Они только догадываются, а я уже с утра размышляю над всем этим делом. Еще на рассвете в Большую Северинку к комбату приезжал особист Сахно. Запершись в хате, они долго обсуждали что-то, вызывали бойцов и сержантов, потом Сахно уехал. Но вот четверть часа назад вдоль колонны проскакал на коне старшина Шашок – ординарец, вестовой или, как там его называют, словом, писарь из штаба. Не остановившись, он спросил у меня, где комбат, и я махнул рукой туда, в голову колонны. Видно, потому и остановили батальон в степи. Кажется, в самом деле этому Кротову несдобровать.
Пулеметчик тем временем утоляет жажду и обивает одну о другую рукавицы.
– Эй, бомболовы! – озорно кричит он бойцам шестой роты. (Их у нас еще с Курской дуги зовут бомболовами, хотя мало кто уже и помнит, что означает это прозвище.) – Через левое плечо кругом марш! В штрафную!
Однако шестая не хочет оставаться в долгу.
– Ага, в штрафную! А кто же тогда вас будет от танков спасать?!
Это – всем понятный намек. Неделю назад шестая фланговым огнем крепко помогла нашей роте, которую атаковали немецкие танки с пехотой.
– Тоже нашлись спасители! Вы ж побратались! – въедливо упрекает пулеметчик.
Но это уж слишком, и я оборачиваюсь к бойцу:
– Ну-ну! Хватит!
Пулеметчик неловко щурится, чувствуя, что переборщил, и мне хочется напомнить ему что-то вроде: «Шути, да знай меру». Однако спереди доносится новая команда:
– Младший лейтенант Василевич, в голову колонны!
Это уже меня. Но зачем? Вроде бы я не замешан в таких малоприятных делах, как Кротов, рота которого недавно заночевала в одном селе с немцами. Случилось так, что «бомболовы» мирно проспали ночь и увидели фашистов только утром, когда те, выстроившись в колонну, подались себе на большак. По крайней мере так рассказывают бойцы. Начальство же, видно, имеет на сей счет иное мнение.
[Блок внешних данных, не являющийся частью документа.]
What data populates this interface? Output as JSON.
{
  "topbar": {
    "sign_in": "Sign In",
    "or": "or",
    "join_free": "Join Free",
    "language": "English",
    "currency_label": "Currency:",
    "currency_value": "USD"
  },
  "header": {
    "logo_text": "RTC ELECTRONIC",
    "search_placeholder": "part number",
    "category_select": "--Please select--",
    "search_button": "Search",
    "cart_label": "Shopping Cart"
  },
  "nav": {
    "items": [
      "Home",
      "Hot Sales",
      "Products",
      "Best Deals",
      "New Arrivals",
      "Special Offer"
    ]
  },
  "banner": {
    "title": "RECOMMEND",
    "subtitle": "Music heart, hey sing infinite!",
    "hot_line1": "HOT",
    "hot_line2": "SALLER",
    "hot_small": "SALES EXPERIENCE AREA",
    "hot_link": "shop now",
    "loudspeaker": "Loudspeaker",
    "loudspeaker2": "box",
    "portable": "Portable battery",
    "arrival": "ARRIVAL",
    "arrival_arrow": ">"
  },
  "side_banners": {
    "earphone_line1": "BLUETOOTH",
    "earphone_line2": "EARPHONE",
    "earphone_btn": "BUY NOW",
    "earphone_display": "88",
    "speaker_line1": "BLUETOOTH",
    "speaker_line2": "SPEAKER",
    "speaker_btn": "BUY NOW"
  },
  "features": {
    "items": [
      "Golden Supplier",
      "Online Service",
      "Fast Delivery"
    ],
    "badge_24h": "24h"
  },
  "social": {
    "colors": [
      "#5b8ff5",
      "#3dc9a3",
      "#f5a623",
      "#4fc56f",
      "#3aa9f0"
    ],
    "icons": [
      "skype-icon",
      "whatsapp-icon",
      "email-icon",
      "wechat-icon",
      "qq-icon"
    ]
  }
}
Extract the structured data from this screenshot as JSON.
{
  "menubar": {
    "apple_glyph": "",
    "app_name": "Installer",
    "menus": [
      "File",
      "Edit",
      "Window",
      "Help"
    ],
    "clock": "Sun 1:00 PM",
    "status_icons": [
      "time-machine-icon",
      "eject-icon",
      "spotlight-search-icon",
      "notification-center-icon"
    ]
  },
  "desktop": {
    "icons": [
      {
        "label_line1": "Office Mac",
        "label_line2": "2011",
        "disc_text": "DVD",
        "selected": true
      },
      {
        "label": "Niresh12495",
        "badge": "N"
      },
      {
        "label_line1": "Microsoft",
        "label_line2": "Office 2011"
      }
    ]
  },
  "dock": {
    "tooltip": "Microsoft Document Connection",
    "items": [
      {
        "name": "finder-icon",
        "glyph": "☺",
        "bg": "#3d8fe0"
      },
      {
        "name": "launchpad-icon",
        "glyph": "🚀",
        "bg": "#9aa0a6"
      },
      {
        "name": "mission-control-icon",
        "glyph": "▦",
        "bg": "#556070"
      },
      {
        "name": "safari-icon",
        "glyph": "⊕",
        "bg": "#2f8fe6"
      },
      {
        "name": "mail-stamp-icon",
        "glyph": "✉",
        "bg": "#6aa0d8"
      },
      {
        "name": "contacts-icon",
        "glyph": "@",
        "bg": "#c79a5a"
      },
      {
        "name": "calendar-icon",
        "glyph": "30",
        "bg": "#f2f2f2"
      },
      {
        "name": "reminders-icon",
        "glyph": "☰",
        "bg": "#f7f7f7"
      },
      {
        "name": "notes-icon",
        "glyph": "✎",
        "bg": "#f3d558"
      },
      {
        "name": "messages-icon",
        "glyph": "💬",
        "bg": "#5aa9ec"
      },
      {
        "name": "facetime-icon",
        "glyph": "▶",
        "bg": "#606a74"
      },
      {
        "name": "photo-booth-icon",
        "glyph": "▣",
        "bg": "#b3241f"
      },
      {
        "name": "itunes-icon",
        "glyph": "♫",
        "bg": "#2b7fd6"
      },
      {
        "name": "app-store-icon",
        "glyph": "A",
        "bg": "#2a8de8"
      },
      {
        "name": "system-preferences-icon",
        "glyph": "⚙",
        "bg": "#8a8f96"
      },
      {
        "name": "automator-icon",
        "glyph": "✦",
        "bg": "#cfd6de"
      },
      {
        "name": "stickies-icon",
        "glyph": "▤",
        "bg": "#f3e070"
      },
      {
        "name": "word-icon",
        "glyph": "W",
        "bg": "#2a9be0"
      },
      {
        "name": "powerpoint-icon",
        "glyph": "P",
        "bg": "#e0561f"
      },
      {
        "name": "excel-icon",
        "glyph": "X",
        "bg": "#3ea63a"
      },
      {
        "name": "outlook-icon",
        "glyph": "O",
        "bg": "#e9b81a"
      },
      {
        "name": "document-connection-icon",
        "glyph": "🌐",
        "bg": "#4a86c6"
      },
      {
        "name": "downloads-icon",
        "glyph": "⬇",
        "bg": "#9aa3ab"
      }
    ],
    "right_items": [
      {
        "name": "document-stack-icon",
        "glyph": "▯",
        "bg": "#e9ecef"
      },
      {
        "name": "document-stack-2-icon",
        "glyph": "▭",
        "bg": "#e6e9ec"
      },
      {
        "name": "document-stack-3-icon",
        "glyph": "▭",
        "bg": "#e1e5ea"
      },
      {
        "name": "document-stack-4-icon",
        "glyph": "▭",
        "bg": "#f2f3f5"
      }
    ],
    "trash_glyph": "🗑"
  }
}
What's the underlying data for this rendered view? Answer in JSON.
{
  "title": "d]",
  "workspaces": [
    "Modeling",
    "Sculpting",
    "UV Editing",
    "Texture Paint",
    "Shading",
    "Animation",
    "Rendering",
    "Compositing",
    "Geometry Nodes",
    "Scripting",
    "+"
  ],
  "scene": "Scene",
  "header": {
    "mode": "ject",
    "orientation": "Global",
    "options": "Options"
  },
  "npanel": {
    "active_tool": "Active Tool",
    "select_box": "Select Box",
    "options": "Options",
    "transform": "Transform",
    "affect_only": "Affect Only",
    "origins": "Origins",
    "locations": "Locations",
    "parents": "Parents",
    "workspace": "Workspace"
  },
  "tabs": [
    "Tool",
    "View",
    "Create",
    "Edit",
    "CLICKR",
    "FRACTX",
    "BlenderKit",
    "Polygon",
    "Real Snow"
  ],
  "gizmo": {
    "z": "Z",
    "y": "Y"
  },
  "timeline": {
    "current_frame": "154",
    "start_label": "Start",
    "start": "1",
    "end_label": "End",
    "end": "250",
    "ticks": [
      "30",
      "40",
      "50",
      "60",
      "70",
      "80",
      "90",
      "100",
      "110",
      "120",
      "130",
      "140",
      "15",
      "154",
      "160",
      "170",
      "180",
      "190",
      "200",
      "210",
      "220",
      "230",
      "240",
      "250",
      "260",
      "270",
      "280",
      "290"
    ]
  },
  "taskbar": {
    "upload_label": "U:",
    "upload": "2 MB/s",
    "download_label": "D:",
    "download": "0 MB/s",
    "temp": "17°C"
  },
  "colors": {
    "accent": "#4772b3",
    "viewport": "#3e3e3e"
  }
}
– Ну что! Ага, сами влипли! – услышав команду, начинают злорадно кричать из шестой.
– Нам не за что! А вот вы...
– А ну прекратите! – приказываю я пулеметчику.
За головами бойцов слышится нетерпеливый голос самого комбата:
– Василевич! Тебя долго ждать?
– Иду, иду!
Придерживая на груди ППС, я устало бегу размятой дорогой. Я не могу позволить себе по вызову идти шагом. Из всех ротных в батальоне я самый младший – и по годам, и по званию. Видно, по этой причине мне от комбата достается больше других, и потому я вынужден всегда поторапливаться.
Комбат сидит на бугорке возле межевого столбика и мерзлым кукурузным стеблем ковыряет в снегу. Рядом, шурша на коленях картой, пристраивается наш усатый начштаба. Напротив стоит мрачный темнолицый Кротов, а чуть в сторонке, держа за поводья усталого коня, ждет чего-то старшина Шашок. Новенькая, из сизого комсоставского сукна шинелка плотно облегает его широкую спину.
– Ну, как голова? – коротко взглянув на меня, спрашивает комбат.